Sono poi gli anni della sua opera preferita L'armata Brancaleone (1966), che rivisita in chiave grottesca il Medioevo, senza dimenticare La ragazza con la pistola (1968), Amici miei (1975), Un borghese piccolo piccolo (1977), Speriamo che sia femmina (1986).
Tra i riconoscimenti alla sua produzione vanno ricordate le quattro nomination all'Oscar come film straniero per I soliti ignoti, La grande guerra, La ragazza con la pistola e I nuovi mostri (1977) e per le due per soggetto e sceneggiatura originali per I compagni e Casanova 70 (1965). Svariati i David di Donatello. Miglior regia per Un borghese piccolo piccolo, Speriamo che sia femmina e per Il male oscuro (1990), Nastri d'Argento e due Leoni d'Oro, uno per miglior film con La grande guerra e l'altro alla carriera nel 1991. Anche regista teatrale, commediografo e regista televisivo, si è prestato, occasionalmente come attore in L'allegro marciapiede dei delitti (1979) e in Sono fotogenico (1980).

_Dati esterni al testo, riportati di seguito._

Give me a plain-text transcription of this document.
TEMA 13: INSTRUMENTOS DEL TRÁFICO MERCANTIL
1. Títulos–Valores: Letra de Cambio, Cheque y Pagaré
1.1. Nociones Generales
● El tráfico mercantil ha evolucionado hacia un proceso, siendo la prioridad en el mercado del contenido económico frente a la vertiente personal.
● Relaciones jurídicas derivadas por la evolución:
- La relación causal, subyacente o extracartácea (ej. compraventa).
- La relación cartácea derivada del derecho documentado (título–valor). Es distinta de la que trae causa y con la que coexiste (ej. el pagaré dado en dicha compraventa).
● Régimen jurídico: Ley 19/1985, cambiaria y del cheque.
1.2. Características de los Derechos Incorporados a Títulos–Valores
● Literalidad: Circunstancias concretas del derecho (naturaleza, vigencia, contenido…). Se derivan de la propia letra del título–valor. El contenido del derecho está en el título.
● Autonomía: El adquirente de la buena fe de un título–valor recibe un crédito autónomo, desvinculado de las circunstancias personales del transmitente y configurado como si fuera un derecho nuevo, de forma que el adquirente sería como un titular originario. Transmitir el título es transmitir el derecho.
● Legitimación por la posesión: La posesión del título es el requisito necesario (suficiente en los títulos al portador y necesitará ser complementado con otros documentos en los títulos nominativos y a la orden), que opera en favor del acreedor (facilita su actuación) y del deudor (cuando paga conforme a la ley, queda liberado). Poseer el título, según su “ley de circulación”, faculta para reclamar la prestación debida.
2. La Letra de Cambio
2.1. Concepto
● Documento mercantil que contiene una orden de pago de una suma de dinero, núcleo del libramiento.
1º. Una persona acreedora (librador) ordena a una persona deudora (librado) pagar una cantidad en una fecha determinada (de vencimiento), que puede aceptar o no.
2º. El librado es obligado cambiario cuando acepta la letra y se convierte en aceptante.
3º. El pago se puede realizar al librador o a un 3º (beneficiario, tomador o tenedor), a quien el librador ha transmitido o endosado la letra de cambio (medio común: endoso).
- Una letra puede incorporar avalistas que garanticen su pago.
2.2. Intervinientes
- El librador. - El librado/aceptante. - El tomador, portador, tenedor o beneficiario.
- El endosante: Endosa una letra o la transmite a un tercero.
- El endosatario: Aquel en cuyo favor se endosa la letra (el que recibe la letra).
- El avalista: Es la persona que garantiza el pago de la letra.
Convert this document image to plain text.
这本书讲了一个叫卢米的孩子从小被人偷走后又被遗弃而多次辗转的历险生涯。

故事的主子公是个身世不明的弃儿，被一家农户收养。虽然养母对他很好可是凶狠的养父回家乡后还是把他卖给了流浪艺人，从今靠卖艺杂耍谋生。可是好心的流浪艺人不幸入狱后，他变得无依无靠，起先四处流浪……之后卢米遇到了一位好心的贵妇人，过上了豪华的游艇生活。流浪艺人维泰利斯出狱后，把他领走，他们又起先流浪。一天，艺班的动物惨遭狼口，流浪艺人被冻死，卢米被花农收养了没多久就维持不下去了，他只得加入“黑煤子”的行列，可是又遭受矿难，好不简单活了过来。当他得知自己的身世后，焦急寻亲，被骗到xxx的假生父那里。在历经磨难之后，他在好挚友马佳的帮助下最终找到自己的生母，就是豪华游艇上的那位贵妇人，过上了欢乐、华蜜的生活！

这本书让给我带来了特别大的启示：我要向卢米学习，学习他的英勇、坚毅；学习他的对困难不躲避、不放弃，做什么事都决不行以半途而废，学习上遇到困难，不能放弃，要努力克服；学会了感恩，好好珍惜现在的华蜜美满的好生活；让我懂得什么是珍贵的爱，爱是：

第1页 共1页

Nel 1990, periodo di crisi del cinema italiano, riesce a rimanere a galla dirigendo Alessandro Haber, Cinzia Leone, Marina Confalone e Paolo Panelli nella commedia anti-familiare Parenti Serpenti (1992), poi passa a Villaggio, Troisi, Melato e Placido in Cari fottutissimi amici (1994), Facciamo Paradiso (1995) e Panni Sporchi (1999) e nel nuovo millennio si presenta al pubblico e alla critica, parlando della bestia nera che più di ogni altro l'ha ossessionato nella sua vita: la guerra. Il film Le rose del deserto (2006) che ancora una volta mette in luce una visione antieroica dell'esercito italiano.